Frage: Herr Erzbischof, wie hart hat Corona die Flüchtlingshilfe getroffen?
Heße: Wegen Corona ist das gesamte Leben heruntergefahren worden, aber die Menschen auf der Flucht trifft Corona besonders hart. Wir kennen die fürchterliche Lage etwa auf den griechischen Inseln. Deswegen ist es unser Anliegen als Kirche, den Blick auf diese Menschen zu richten, damit sie nicht übersehen werden. Das ist auch durch einige Maßnahmen geschehen.
Frage: Welche zum Beispiel?
Heße: Es geschah vor und hinter den Kulissen. Wir sind mit vielen Behörden im Gespräch, um immer wieder darauf zu drängen, dass den Flüchtlingen geholfen wird. Viele Stellen haben sich des Themas durchaus angenommen, so unser Eindruck. Die Frage ist natürlich immer, was man derzeit erreichen kann. Mit Corona machen wir eine Grenzerfahrung, darauf konnte sich keiner vorbereiten. Es ist aber beeindruckend zu sehen, wie viele Menschen sich gerade auch in der Corona-Zeit sehr solidarisch mit Flüchtlingen zeigen.
Frage: Am 1. Juli übernimmt Deutschland die EU-Ratspräsidentschaft. Welche Erwartungen haben Sie?
Heße: Mir ist es ein Anliegen, dass Deutschland einen deutlichen Akzent auf das Schicksal der Flüchtlinge legt. Wir als Kirche setzen uns dafür ein, dass Europa eine menschenwürdige Flüchtlingspolitik entwickelt und Wege zu einem gerechten und solidarischen Miteinander zwischen den Staaten findet.

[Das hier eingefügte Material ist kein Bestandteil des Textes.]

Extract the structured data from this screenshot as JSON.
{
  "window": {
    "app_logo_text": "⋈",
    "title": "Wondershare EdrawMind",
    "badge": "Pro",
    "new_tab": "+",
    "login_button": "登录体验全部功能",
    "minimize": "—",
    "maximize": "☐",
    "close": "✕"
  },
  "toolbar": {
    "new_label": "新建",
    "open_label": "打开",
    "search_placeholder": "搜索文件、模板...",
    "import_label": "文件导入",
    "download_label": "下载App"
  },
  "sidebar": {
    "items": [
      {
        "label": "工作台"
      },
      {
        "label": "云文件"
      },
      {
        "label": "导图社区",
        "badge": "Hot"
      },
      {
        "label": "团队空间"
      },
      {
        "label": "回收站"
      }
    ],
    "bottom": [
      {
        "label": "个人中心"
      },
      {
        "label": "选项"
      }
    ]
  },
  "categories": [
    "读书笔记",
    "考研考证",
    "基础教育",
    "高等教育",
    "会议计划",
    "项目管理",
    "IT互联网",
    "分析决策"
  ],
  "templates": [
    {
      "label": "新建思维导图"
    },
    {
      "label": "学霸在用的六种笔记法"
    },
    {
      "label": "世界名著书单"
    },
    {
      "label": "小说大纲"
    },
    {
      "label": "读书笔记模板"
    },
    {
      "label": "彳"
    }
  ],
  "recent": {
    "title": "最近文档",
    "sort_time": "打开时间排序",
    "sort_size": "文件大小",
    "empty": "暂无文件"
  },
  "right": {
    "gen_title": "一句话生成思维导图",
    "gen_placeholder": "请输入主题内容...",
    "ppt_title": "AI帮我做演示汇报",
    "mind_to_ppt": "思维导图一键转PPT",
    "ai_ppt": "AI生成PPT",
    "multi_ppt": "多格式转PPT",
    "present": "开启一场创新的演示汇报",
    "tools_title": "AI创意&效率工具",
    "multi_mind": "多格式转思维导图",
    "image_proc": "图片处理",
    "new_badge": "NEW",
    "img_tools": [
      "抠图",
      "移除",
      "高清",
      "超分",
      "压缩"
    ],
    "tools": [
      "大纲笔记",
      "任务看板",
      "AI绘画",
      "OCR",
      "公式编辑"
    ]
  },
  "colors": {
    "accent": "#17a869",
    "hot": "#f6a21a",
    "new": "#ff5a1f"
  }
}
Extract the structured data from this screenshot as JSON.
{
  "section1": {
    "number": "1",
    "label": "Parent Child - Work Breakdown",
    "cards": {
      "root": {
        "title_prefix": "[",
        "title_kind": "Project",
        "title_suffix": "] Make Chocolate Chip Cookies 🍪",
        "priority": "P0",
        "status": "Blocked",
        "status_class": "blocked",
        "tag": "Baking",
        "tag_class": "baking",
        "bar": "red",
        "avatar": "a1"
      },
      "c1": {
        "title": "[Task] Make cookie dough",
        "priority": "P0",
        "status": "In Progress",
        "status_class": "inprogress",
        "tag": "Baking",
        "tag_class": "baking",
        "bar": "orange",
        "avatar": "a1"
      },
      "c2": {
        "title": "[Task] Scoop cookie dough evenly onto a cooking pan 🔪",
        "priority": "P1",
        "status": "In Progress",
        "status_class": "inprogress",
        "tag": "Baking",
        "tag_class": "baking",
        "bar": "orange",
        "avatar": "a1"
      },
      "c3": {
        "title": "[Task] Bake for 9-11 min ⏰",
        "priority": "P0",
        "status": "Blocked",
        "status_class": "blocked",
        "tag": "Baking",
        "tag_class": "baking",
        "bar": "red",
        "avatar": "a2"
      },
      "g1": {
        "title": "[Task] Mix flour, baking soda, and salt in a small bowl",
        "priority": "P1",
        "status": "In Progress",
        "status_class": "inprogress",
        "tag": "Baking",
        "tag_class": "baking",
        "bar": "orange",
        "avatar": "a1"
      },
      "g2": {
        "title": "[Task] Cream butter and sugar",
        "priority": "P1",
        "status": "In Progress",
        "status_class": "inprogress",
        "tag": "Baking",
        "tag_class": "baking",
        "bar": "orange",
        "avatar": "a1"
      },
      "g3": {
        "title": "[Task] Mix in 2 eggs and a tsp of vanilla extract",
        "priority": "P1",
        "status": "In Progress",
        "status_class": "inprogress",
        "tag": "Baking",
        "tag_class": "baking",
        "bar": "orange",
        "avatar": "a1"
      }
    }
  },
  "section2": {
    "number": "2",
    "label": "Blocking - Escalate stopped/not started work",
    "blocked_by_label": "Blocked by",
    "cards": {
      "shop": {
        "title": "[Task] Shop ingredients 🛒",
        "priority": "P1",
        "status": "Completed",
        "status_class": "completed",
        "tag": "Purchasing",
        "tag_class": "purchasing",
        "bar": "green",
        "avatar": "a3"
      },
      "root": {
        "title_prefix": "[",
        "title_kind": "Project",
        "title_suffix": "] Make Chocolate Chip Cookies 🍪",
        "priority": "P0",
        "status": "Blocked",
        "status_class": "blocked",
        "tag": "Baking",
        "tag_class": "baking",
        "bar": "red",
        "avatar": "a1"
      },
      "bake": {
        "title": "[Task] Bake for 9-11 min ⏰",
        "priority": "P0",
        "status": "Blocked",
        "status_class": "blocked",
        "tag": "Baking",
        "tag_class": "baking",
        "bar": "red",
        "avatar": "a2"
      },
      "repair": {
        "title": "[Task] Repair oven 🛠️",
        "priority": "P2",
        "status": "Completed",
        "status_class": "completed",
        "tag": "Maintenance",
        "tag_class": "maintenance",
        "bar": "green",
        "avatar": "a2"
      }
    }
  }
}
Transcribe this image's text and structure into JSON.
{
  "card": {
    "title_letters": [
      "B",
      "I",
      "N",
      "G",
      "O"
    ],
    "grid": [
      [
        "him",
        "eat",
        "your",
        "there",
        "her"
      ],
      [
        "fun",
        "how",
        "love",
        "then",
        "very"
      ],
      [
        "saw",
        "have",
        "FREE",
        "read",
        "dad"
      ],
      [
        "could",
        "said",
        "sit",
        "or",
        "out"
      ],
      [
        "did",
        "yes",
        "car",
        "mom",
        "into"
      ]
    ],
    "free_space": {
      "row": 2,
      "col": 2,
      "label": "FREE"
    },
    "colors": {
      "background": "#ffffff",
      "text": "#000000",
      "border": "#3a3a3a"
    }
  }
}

Es kann nicht nur alles auf den Staaten an den Außengrenzen der EU lasten. Ein Ziel muss sein, sich weiter für sichere Zugangswege nach Europa einzusetzen, gerade für besonders schutzbedürftige Flüchtlinge wie unbegleitete Minderjährige und Frauen. Außerdem brauchen wir gute und ausreichend viele Verfahren für die Aufnahme in allen EU-Mitgliedsstaaten.
Frage: Die europapolitische Sprecherin der Grünen, Franziska Brantner, hat die Kirchen aufgerufen, mit einem gemeinsamen Wort zur Asylpolitik anlässlich der deutschen EU-Ratspräsidentschaft ein Zeichen zu setzen. Was halten Sie von der Idee?
Heße: Es ist guter Brauch, dass es ein ökumenisches Wort der Kirchen gibt, wenn Deutschland die EU-Ratspräsidentschaft übernimmt. Und darin spielt das Thema Flucht und Migration eine wichtige Rolle. Die katholische und die evangelische Kirche haben sich in den vergangenen Jahren immer wieder gemeinsam zu Fragen der Flüchtlingspolitik geäußert; das werden wir auch künftig tun. Aktuell sind wir dabei, ein neues ökumenisches Grundlagenwort zu formulieren, das an das Gemeinsame Wort aus dem Jahr 1997 anknüpft.